Married to Swayze for 34 years, Niemi said following his death, she had conflicting feelings over how to move forward.
“In the first few days afterward, because Patrick and I had been so connected and I spent so much of his illness just absolutely devoting myself to him 150 percent, the most courageous thought that I had was that I wanted to, at some point, feel like I had the courage to go on and have a good life,” she recalled. “And in the first few days [after his death], I felt like that would almost be a betrayal… That I would be letting him down somehow.”
Niemi said carrying on is hard, but she knows that is what she must do.
“It’s a brutal truth that you have to go on without that person, but unfortunately, that’s what happens in life,” she said.
And she admitted her friends have been extremely supportive.

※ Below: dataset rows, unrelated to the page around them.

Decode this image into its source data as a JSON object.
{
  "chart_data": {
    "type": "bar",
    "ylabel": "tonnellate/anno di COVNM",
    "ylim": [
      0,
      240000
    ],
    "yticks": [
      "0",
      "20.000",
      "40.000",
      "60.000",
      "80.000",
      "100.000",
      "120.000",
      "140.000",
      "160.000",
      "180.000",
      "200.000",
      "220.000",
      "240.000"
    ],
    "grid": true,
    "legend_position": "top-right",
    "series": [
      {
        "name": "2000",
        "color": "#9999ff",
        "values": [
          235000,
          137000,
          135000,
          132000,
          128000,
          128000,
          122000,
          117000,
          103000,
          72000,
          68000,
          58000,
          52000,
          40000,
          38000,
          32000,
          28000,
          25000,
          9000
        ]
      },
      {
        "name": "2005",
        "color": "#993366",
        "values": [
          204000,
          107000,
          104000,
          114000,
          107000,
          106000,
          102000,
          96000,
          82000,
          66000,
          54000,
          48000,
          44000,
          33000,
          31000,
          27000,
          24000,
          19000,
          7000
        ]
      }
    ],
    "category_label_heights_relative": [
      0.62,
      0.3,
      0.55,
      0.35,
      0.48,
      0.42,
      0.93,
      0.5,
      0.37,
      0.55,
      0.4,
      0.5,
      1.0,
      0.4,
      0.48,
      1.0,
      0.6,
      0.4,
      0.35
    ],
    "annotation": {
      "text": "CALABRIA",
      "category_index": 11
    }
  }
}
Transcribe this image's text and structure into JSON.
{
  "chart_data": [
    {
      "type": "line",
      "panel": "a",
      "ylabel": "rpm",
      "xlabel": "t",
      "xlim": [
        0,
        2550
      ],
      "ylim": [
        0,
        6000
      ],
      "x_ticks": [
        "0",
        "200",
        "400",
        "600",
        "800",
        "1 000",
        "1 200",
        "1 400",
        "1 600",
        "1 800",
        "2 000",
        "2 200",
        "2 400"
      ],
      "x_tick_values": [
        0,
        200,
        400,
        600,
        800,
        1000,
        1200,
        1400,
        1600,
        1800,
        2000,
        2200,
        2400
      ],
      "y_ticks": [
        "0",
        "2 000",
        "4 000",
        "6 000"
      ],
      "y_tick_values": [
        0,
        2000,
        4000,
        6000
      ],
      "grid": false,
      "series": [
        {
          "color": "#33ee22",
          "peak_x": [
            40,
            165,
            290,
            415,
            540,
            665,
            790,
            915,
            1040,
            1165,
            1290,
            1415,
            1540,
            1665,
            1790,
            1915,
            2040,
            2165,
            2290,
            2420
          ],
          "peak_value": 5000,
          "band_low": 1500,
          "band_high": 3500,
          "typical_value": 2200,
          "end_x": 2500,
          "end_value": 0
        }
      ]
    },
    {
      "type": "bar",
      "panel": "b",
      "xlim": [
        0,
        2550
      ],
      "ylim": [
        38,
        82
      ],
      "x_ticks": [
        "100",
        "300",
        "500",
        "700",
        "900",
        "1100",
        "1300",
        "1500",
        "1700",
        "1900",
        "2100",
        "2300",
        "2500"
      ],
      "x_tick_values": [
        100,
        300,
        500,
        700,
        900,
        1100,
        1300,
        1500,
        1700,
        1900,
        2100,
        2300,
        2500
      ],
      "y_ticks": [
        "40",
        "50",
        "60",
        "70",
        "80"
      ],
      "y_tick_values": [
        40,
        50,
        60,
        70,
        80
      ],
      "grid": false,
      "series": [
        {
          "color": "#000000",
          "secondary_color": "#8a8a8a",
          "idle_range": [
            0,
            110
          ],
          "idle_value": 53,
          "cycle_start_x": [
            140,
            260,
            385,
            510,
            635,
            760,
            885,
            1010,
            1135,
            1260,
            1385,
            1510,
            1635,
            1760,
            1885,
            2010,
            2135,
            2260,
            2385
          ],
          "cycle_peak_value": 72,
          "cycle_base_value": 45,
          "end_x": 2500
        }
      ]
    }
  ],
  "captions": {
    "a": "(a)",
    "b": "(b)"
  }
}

“I’ve gotten great advice from all my friends and I’m just going with the flow,” she said of the grieving process. “I just know I have to go through it and it’s going to take as long as it’s going to take.”
For those grieving their own losses, Niemi offered some advice — reach out to others.
“It just enriches the whole tapestry of life when you connect with other people and it just helps you so much,” she said. “Anybody who’s going through that loss, I would encourage it because even though you still have to live with the sadness, it will enrich what you have.”